But Whatever Happened to Penny Knocknutter?
That little baby is four years old today. I went to my archives to hunt up an appropriately melty photo (how’d I do?), and I found this post that made me laugh—because it is such a perfect snapshot of then, when I was wrapping my head around having five kids eleven-and-under, and because it pretty accurately depicts our now, too. I mean, sure, now there’s a teenager at one end and a fifteen-month-old force of destruction at the other, and sure, we’re living clear on the other side of the country, and sure, the range of conversational topics has expanded to include everything from politics to artisan breadmaking to the moral codes of Warriors cat clans, but the general tone of things? About the same. I’m still in over my head, slightly dizzy, and endlessly amused.
Party of Five, April 2006
Rose: “Mom, how do you spell Latin?”
Jane, looking up from Sunflower Houses: “Mom, look at this! It’s a bunch of riddles about flowers…hmm, ‘The name of a boy and an old-fashioned weapon…’ ”

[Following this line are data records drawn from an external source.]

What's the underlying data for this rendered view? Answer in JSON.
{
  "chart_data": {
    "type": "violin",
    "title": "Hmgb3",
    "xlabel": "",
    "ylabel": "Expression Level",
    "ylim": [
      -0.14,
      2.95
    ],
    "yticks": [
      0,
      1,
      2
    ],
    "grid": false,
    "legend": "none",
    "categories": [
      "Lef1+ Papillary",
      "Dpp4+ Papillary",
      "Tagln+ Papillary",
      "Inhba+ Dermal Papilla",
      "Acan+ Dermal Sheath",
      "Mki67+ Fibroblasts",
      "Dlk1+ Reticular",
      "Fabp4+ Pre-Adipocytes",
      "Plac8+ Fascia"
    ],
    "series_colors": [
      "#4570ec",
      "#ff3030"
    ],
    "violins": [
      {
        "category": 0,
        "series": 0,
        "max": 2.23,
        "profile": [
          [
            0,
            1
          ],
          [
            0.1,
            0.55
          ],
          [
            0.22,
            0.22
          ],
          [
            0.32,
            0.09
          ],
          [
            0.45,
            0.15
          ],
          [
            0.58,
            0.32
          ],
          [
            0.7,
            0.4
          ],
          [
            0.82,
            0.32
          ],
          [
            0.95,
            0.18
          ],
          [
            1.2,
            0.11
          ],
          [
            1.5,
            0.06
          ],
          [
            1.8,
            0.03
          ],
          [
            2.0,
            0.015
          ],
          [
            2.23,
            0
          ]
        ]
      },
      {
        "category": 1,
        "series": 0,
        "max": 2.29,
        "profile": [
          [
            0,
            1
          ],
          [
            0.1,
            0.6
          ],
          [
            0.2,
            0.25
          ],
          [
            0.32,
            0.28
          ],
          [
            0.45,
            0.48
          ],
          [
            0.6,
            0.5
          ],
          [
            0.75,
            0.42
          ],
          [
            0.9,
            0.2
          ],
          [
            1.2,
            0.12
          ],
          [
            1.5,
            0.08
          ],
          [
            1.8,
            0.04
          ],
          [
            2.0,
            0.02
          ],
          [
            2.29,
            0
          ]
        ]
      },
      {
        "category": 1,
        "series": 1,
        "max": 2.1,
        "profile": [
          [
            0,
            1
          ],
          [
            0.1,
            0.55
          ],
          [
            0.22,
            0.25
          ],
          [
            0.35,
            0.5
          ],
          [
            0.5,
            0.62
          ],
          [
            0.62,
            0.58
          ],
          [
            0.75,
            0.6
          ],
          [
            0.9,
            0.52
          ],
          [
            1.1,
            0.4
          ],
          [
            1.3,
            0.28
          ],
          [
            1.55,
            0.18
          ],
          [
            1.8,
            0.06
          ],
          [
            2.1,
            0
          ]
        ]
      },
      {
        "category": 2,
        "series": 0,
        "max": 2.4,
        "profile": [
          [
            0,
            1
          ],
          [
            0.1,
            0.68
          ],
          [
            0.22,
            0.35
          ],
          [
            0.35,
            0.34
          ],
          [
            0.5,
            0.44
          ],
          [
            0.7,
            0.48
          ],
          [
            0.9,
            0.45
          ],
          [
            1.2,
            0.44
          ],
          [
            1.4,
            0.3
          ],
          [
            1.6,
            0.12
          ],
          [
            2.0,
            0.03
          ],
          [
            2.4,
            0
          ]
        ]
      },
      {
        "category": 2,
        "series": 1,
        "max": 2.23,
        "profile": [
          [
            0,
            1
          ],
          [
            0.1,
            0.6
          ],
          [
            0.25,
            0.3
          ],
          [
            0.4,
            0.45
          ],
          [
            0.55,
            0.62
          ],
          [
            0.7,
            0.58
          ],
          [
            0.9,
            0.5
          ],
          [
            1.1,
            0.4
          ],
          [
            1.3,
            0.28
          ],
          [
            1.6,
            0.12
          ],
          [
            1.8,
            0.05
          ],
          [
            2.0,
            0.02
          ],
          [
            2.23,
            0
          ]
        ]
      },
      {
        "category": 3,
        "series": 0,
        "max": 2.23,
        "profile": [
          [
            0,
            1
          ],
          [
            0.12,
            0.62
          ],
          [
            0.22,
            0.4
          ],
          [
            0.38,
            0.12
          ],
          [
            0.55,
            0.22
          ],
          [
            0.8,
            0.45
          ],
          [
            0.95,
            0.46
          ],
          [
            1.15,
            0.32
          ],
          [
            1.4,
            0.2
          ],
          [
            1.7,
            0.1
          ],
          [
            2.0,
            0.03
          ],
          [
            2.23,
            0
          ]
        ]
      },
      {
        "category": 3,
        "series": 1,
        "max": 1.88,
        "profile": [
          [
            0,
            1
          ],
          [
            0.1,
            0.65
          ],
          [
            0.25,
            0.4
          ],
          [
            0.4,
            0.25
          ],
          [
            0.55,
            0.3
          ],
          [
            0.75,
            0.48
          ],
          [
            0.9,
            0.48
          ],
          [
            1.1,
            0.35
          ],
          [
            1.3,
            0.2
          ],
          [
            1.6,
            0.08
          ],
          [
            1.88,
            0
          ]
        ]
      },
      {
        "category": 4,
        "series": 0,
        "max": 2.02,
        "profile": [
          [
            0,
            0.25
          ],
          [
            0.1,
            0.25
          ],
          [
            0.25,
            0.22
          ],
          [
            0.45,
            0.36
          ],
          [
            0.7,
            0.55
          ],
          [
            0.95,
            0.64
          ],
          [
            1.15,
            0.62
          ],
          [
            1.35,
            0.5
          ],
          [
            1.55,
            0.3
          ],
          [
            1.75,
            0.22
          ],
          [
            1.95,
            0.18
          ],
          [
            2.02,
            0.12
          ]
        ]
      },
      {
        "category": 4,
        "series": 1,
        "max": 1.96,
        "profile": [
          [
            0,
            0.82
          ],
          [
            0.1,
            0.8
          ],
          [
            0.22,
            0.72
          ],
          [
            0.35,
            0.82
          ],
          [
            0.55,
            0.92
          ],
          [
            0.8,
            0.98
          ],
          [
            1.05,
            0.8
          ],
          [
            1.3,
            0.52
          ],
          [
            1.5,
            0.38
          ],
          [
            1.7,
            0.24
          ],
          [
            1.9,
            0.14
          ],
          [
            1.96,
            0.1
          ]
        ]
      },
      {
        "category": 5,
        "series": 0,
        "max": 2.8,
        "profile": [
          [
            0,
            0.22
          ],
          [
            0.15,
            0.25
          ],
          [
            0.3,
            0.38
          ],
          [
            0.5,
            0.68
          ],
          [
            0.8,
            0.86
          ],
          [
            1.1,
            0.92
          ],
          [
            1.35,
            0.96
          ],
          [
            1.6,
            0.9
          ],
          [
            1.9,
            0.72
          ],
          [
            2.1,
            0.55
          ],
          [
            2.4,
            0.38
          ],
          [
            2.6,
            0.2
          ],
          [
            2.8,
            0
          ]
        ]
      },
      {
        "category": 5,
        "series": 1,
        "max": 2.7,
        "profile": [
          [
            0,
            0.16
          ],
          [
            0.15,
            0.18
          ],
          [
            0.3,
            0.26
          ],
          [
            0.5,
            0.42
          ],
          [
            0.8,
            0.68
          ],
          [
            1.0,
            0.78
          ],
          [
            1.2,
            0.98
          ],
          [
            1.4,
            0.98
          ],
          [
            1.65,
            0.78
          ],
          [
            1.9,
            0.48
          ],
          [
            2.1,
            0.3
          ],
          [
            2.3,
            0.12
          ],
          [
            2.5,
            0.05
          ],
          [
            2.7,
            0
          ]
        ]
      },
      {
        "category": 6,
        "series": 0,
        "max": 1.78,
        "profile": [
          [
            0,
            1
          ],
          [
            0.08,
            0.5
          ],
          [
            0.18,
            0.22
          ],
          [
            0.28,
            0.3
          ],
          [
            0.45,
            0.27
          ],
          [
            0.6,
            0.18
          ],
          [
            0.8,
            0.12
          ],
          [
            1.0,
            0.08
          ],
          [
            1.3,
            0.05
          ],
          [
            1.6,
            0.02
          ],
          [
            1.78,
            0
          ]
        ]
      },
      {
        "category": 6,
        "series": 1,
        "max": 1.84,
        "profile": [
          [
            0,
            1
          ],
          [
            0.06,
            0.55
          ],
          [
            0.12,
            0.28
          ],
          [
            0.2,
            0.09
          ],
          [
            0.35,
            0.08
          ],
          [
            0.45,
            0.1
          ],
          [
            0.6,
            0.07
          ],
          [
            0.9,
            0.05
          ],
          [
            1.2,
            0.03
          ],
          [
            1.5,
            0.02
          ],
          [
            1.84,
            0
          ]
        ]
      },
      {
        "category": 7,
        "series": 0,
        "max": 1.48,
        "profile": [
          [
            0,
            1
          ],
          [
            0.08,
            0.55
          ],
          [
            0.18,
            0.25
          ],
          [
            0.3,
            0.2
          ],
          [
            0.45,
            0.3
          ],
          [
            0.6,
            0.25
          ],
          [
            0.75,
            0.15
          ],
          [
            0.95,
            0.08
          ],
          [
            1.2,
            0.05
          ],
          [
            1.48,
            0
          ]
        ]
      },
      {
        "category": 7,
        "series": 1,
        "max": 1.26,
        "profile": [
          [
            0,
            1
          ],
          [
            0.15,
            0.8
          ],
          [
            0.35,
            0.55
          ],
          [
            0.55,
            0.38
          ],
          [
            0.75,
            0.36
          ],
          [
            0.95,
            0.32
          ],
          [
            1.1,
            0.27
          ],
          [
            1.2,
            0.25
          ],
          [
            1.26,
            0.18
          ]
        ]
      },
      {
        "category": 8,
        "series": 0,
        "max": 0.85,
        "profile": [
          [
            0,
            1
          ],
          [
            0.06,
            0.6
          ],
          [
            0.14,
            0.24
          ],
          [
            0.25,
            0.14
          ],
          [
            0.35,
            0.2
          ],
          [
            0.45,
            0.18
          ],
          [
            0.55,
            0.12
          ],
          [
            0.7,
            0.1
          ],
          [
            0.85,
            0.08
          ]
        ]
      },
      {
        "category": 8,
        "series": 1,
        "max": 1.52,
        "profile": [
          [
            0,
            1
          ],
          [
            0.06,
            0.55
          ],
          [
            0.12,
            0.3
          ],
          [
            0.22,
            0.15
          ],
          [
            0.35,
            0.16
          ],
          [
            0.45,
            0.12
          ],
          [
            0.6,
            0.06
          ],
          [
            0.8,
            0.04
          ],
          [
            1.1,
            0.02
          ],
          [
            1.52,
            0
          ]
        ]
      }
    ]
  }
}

Beanie: “Did you know O has a brother?”
Rose: “How do you spell Japanese?”
Beanie: “The brother of O is Q!”
Jane: ” ‘A state in the South and a one-year-old child…’ Virginia creeper!”
Rose: “How do you spell Gaelic?”
Wonderboy: “Mommy help!” (points at stacking cup under table)
Rose: “How do you spell Chinese?”
Jane: “Do you say PEEanee or peOHnee?”
Beanie: “Peony peony peony! I like that name.”
Rose: “How do you spell German?”
Wonderboy: “Mommy help!” (different cup, now under couch)
Baby: “Meep.”
Jane: ” ‘The child of a suffragette known in our land…’ I know about the suffragettes but I don’t know their children’s names.”
Beanie: (sings) “Oh we were sufferin’…until suff-er-age…not a woman here could vote no matter what age…”
Rose: “How do you spell Irish?”
Beanie: “Until the nineteenth a-somethin’ struck down that ra-structive rule….oh yeah!”
Jane: “Amendment.”
Wonderboy: “Mommy count!” (All stacking cups are now lined up in a row.)
Jane: ” ‘A pleasant expression, and one sharp-edged tool…’ The only thing left is smilax, which fits, but what is it?”
Wonderboy: “Ee! Oh! Eye!” (This is how one counts sans consonants.)
Beanie: “Peony. Penny. Penny Knocknutter. When I have a child I’m going to name her Penny Knocknutter.”
Baby: (noisily fills diaper)
Rose: “How do you spell…oh, no, wait, I know that one. G—R—E—E—K.”
Wonderboy: “Boom!”
(Intersperse responses from slightly dizzy mother as appropriate.)